Any time you have something go vertical, you just know that some people are going to get swept up in the mania. This is how the markets have always and will forever function. Jamie Catherwood, writing on the same subject today, said “Repeatedly, and assuredly, investors move from mania to mania, sacrificing long-term gains for short-term speculations.”

Ethereum is now nearly 90% off its peak in February (remarkably still up 2,000%) since beginning of 2017.

Today’s Ethereum is Tilray, a Canadian Cannabis company, which went public in July, and is already up close to 500%. This is sure to attract the same type of people looking to get in on the next big move.

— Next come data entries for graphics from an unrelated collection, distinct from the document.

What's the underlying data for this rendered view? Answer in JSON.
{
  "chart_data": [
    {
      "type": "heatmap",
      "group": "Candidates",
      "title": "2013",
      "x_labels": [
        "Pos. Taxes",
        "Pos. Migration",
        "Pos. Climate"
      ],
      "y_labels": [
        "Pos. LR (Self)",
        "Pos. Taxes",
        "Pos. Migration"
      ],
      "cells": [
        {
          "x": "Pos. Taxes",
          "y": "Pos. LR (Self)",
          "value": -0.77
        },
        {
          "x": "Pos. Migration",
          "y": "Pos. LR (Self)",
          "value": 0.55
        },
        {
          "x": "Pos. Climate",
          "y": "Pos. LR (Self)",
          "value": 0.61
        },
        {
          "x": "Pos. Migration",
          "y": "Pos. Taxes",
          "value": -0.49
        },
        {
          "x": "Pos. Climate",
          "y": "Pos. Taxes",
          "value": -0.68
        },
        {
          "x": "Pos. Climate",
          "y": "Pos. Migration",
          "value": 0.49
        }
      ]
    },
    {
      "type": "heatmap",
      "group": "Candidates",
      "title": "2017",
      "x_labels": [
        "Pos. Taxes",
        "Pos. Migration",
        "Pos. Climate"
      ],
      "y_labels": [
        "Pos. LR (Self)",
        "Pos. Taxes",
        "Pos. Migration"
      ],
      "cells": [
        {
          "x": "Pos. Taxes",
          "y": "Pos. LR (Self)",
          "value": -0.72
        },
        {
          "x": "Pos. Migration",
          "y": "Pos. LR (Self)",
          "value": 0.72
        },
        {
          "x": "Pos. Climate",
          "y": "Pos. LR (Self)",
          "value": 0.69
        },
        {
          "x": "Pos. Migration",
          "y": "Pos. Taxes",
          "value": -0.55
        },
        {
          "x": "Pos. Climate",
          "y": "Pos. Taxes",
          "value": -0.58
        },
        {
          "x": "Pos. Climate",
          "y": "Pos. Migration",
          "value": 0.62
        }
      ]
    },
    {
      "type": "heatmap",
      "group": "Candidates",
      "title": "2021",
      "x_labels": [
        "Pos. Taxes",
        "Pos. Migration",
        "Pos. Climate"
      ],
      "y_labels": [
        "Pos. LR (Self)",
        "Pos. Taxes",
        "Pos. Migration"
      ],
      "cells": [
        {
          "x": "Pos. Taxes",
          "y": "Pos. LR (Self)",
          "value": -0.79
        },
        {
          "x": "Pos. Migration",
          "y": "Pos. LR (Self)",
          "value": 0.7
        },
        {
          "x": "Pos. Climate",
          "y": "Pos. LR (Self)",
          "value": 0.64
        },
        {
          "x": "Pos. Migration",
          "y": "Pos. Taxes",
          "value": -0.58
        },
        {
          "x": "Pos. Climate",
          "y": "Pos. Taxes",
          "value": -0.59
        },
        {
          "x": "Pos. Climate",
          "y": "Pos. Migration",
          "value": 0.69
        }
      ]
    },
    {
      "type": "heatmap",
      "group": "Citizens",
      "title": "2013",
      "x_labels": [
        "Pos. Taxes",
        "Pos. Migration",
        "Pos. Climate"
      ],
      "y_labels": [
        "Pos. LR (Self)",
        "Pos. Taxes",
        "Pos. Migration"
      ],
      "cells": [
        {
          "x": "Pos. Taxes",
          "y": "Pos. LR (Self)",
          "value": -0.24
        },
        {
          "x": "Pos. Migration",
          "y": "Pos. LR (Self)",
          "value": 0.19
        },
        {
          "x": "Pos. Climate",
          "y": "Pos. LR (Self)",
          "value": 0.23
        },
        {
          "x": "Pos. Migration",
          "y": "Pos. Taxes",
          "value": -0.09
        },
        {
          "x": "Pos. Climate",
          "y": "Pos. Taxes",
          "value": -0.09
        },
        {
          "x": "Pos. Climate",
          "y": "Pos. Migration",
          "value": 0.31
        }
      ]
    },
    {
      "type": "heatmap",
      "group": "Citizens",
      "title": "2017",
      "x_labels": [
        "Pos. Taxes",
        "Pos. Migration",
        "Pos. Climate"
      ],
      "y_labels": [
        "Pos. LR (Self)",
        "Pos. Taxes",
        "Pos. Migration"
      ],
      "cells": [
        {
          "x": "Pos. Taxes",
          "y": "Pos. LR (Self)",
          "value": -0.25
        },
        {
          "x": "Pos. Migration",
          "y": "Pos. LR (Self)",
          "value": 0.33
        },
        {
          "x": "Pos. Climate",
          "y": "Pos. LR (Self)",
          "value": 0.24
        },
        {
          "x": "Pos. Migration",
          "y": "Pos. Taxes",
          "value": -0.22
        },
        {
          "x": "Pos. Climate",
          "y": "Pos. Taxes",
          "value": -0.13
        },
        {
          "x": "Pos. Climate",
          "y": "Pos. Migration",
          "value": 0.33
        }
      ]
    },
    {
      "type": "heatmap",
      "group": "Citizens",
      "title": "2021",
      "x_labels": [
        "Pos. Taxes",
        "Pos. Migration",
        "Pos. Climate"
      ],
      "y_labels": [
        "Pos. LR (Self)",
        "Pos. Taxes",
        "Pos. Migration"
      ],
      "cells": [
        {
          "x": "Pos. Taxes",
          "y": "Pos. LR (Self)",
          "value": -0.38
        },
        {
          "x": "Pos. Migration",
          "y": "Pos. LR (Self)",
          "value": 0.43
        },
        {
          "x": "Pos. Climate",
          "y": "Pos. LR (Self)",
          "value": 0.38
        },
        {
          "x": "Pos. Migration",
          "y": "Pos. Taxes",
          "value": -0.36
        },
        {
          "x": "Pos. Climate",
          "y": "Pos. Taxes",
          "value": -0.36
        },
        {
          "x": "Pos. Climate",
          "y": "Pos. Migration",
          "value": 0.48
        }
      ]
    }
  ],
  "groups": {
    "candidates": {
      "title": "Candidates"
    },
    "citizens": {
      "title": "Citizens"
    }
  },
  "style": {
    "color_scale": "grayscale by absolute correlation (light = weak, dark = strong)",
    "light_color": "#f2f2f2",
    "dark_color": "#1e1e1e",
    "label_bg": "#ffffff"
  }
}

Tilray recently reported that quarterly revenues doubled y/o/y to $9.7 million. 100% revenue growth is great, but the thing is, it now has a market cap of $11 billion with $28 million in sales over the last twelve months. Macy’s also has a market cap of $11 billion, and it does $70 million in sales a day. I know this is comparing apples to marijuanas but still, you get the point. Animal spirits has clearly taken over in this example.

There’s nothing wrong with wanting to get in on the action, but if you’re going to invest recklessly and just fling money into something you know nothing about, don’t be Russell. Only invest money you are willing to light on fire.

The unfortunate reality is that people are going to be people. Nothing can teach you the dangers of getting caught up in a frenzy like experience, and some people have to just learn these lessons the hard way.